O juiz apitou e ele colocou toda a emoção do mundo na sua narração. O dia mais feliz de sua vida. Mas não foi nada fácil o trabalho. O jogo foi uma pasmaceira só.

Leia também: “Outdoor ambulante”

segunda-feira, 14 de setembro de 2009

Engarrafados


São oito horas. Em meu carro popular, sem ar-condicionado, sou mais uma vítima anônima dos engarrafamentos de São Paulo. É dia de chuva e de um frila que não posso perder. Ligo o rádio e sintonizo aquela famosa emissora especializada em trânsito. Já são mais de 100 quilômetros de lentidão na cidade. Que merda, penso. Vou chegar atrasado. Se chegar, é claro.

A rádio, embora preste um importante serviço jornalístico, me deixa deprimido toda vez que a escuto. É só desgraça. Caminhão quebrado na Bandeirantes, pontos de alagamento nas Marginais, acidente com curiosos na zona leste, algum protesto bloqueando a Paulista. Os ouvintes também participam, por gravações de voz ou torpedos. Competem para saber quem tem a pior história para contar. Isso que é jornalismo colaborativo.

Os repórteres da rádio dão dicas de rotas alternativas, mas nem sempre é possível escapar do caos.
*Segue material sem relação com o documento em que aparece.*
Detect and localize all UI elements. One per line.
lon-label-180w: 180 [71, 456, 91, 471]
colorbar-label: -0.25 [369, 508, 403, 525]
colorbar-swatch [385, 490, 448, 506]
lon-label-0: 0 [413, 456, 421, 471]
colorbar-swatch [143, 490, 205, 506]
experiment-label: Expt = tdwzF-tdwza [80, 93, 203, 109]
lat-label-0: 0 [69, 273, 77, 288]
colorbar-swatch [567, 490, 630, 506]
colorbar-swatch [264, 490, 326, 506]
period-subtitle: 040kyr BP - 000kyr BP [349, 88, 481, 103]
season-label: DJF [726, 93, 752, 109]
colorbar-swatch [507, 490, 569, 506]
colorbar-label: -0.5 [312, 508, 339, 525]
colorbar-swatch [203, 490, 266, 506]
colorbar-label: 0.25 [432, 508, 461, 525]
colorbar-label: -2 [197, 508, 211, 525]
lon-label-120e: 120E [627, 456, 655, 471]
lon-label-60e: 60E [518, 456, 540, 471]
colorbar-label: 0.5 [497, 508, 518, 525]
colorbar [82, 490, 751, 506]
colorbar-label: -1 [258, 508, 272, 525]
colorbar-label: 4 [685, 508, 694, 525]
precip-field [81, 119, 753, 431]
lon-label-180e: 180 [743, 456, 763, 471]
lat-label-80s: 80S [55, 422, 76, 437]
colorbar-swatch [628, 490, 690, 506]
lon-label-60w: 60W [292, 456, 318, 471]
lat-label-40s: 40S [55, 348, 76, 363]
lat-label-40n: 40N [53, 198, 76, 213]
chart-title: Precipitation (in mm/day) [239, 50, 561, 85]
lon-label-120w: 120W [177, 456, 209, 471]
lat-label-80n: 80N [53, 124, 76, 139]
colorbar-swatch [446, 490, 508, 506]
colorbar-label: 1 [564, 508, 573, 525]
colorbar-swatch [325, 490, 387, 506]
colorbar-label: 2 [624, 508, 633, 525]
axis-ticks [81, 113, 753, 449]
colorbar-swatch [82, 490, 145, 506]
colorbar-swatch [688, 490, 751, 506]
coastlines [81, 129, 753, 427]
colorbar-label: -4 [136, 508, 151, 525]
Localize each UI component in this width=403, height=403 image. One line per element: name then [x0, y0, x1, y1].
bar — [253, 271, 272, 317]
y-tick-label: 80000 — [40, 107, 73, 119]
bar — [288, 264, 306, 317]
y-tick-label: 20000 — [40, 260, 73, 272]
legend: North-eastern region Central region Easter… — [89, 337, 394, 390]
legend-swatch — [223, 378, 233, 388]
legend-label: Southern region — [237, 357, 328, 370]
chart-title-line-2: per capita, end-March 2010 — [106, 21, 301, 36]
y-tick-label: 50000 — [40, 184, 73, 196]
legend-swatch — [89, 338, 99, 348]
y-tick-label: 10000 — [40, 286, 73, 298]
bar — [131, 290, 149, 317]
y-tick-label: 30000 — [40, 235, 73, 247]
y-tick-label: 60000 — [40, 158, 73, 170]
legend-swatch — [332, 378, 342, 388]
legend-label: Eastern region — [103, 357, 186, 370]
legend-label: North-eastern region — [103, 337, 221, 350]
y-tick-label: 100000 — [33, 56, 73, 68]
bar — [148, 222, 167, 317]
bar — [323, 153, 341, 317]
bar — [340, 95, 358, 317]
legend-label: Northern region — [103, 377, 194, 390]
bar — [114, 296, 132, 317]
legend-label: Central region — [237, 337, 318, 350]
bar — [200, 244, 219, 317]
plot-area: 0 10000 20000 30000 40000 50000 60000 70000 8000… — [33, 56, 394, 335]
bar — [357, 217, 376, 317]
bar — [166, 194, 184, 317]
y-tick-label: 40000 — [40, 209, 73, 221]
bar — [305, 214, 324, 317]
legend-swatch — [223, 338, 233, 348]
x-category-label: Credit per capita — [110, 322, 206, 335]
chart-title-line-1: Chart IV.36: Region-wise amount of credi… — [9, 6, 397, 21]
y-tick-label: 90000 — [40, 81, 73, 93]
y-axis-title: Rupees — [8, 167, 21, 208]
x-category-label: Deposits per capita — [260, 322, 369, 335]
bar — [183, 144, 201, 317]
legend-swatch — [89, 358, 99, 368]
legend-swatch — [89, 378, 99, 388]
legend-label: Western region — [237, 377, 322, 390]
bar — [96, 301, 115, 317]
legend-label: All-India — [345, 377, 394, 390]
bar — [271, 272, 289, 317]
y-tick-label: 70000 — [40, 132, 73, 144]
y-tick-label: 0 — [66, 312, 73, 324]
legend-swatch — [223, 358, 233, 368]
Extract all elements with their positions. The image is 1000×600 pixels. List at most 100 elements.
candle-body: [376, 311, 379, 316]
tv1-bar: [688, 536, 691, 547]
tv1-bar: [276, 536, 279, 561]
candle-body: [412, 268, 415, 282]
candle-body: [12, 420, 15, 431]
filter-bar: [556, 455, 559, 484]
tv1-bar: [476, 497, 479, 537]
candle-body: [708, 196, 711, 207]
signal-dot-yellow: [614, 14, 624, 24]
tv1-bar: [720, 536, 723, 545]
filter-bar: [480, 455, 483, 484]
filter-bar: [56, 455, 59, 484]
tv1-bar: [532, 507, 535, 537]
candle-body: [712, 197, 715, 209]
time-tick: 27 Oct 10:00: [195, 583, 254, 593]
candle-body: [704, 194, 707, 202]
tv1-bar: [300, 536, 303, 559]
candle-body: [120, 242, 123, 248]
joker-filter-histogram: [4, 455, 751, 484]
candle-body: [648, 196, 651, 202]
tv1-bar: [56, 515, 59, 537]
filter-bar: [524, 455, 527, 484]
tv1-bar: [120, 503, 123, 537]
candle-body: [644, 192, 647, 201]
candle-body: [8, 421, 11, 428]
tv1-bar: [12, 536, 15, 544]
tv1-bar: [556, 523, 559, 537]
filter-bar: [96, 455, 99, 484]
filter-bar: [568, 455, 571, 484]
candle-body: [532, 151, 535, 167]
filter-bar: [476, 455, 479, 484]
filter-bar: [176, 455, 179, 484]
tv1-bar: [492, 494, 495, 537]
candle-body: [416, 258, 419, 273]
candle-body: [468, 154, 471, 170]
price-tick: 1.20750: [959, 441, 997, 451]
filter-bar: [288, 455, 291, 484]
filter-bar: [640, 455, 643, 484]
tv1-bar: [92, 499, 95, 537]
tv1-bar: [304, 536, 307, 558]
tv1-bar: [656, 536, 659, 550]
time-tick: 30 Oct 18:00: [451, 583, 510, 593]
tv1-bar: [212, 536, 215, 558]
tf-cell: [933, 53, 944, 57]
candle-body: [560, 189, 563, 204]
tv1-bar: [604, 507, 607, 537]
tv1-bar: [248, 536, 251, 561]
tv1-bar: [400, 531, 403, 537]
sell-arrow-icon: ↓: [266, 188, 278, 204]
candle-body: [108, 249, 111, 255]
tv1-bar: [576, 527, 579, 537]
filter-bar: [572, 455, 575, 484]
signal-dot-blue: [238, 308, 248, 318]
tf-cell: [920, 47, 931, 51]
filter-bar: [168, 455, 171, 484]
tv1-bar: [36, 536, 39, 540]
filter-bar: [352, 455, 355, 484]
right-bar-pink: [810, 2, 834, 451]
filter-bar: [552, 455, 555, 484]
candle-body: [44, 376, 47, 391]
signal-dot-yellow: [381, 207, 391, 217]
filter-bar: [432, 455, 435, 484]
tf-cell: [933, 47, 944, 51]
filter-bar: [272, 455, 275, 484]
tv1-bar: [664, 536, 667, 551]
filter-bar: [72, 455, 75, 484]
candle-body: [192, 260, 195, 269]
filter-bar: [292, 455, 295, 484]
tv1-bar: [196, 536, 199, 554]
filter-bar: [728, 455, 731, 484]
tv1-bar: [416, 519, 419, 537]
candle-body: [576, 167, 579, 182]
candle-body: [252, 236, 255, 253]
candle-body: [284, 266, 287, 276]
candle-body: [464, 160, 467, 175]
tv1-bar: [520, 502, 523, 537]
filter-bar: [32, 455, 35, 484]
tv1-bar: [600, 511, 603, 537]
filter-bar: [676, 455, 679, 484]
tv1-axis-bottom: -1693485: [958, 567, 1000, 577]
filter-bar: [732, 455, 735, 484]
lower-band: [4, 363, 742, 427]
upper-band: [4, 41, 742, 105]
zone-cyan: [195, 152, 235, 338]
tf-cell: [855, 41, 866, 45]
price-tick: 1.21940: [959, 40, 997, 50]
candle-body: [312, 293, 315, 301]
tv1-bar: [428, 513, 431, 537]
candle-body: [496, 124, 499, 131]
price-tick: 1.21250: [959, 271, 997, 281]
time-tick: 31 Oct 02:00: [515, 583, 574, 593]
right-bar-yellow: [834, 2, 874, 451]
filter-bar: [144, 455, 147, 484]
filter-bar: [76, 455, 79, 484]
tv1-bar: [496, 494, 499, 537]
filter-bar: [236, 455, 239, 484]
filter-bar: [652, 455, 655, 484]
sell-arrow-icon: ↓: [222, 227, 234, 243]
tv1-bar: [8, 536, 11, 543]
O negócio é ter paciência, uma virtude que desconheço. Nessas horas, não sei o que é pior: ouvir aquelas buzinas insuportáveis dos motoboys ou respirar o escapamento dos caminhões. Eu também detesto a sensação de ser observado pelos motoristas ao lado. Não se pode mais falar sozinho em voz alta ou retirar uma catota do nariz em paz.

O tempo passa, e minha ansiedade aumenta. Por que não fui de transporte público? Seria melhor? Olho o relógio e o marcador da temperatura de meu carro, que começa a subir. Só falta meu velho companheiro me deixar na mão agora! O apresentador da rádio tenta amenizar o sofrimento dos ouvintes com seu bom humor e curiosidades da metrópole.
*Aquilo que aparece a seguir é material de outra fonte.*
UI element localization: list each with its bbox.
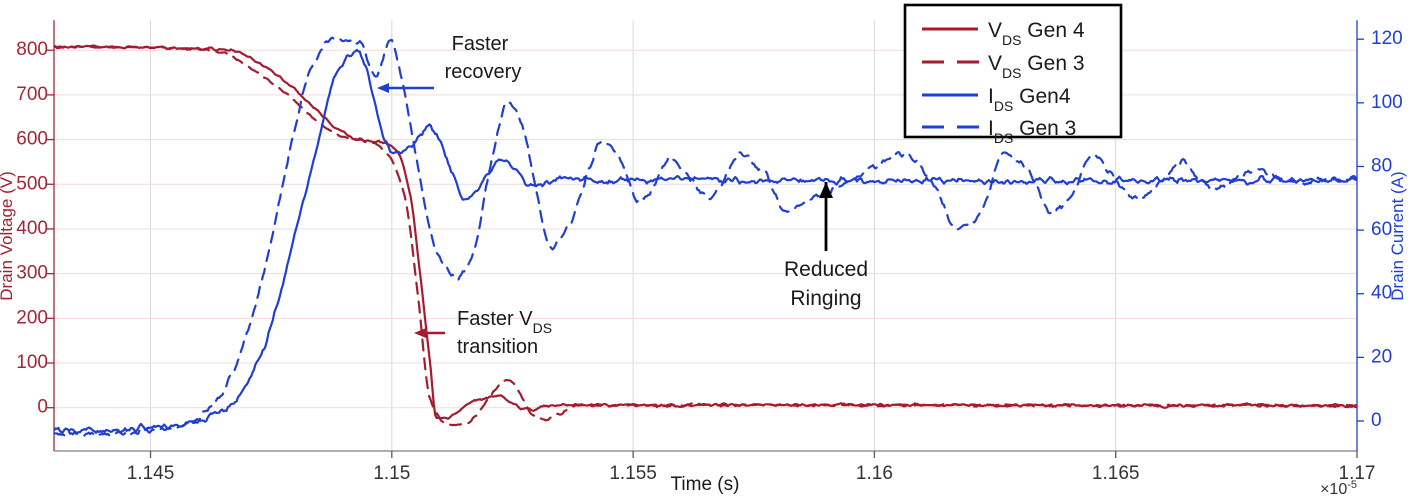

– Vocês sabem por que o complexo do Cebolão, na ligação dos rios Tietê e Pinheiros, leva este nome? Porque suas várias pontes, umas sobre as outras, são como camadas de uma cebola.
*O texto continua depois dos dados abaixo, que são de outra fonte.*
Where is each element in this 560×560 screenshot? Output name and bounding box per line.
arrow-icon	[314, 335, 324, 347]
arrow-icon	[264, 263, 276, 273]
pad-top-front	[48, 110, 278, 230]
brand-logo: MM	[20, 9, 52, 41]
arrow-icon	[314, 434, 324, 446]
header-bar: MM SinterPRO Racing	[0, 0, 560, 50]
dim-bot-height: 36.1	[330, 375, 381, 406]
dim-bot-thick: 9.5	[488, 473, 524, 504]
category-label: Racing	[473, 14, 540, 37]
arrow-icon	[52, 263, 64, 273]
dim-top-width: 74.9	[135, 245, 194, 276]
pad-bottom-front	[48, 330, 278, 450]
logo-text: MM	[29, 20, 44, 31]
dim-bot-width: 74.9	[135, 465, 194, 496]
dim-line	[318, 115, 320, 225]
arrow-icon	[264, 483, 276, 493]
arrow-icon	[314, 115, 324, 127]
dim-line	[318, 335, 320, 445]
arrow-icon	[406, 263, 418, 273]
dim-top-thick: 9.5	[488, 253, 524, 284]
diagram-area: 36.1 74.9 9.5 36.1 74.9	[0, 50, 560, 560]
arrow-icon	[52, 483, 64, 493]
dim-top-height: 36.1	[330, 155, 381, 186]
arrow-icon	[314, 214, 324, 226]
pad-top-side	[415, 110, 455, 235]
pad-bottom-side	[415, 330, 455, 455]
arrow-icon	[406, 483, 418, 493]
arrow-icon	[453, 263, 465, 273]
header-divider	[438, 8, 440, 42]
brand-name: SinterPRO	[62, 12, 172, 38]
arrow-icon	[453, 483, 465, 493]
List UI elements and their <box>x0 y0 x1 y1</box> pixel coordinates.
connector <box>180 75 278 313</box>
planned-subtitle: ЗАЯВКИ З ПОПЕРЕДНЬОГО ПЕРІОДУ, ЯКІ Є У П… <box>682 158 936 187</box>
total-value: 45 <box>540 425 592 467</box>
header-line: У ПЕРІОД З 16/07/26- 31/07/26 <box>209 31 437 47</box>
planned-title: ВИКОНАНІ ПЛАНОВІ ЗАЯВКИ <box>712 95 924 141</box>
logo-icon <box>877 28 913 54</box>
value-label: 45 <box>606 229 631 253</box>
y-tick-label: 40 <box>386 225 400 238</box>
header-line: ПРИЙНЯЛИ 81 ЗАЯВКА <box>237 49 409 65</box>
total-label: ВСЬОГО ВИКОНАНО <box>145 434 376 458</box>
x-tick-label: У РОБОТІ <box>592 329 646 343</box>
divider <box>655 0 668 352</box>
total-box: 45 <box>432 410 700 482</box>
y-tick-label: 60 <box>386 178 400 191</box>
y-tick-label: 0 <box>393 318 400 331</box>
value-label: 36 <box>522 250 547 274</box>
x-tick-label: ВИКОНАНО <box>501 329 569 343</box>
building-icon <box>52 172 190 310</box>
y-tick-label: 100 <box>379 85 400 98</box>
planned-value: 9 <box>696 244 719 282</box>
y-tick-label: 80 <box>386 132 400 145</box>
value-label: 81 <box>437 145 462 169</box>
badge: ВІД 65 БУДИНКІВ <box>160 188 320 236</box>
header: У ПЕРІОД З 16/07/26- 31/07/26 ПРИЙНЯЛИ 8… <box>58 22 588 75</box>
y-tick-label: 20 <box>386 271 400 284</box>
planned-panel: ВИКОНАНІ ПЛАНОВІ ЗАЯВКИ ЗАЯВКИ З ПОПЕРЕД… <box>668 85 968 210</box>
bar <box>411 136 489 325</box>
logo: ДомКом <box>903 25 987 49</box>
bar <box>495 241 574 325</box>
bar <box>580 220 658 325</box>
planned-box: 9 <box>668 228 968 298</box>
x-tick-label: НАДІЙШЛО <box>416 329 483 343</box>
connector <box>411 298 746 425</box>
Desligo o rádio. O que me resta é rezar. Do meu carro popular, sem ar-condicionado, surge uma fumaça estranha. Um cheirinho de churrasco. Acho que terei de atrasar o aluguel do meu apê de novo. Culpa do trânsito!

sexta-feira, 3 de abril de 2009

Outdoor ambulante


Jornalista ganha mal de uma forma geral. Entre todos, os repórteres de rádio são talvez os que mais têm medo de olhar a conta bancária no fim do mês. Com exceção dos fodões da área, a maioria trabalha muito e recebe pouco. Orlando César, por exemplo, nunca foi um fodão. Sempre viveu nos campos de futebol, com microfone em punho, roupa surrada, barrigão de cerveja e óculos remendados com fita isolante. No interior, onde começou a carreira, aprendeu que, para fazer o que gosta e sobreviver, era preciso muito jogo de cintura.

Mais experiente e já na capital, Orlandão, como era conhecido, decidiu que viraria um outdoor ambulante para ganhar uns trocados a mais. No começo, arrendou apenas a cabeça – usava um boné com o nome de um patrocinador. Estava sempre à vista de alguma câmera de televisão. Ficava atrás do entrevistado, em busca dos holofotes. Aos poucos, alugou sua camisa. Diziam que ele até engordou apenas para prospectar novos anunciantes.

“Você é um papagaio de pirata”, brincavam os colegas de jornal impresso e TV. “Não são vocês que pagam as contas lá de casa”, respondia Orlandão, com seu jeito rude, mas bem-humorado. Ele gostava dos clássicos, das grandes finais. Justificava que ser a sombra das estrelas era a garantia do leitinho das crianças. Foi garoto-propaganda de cachaça, loja de tinta, material de construção, oficina mecânica. Fez até campanha política.

O ápice de sua carreira foi trabalhar em uma copa do mundo. Em 98, desfilou por Paris com seu boné da Caninha Barrosinho. Na final, furou a segurança na zona mista de entrevistas e chegou a encoxar o craque Zidane. Como não falava francês, não entendeu nenhuma palavra que o carrasco do Brasil disse, mas apareceu em alguns jornais deste mundo. Foi a internacionalização da Barrosinho. Ganhou até um bônus por isso.

Hoje, com mais de 25 anos de profissão, Orlandão celebra a volta de Ronaldo ao futebol brasileiro. Se o jogador fará sucesso, não importa. O que interessa é que o Fenômeno será decisivo para ele terminar a reforma de seu sobrado.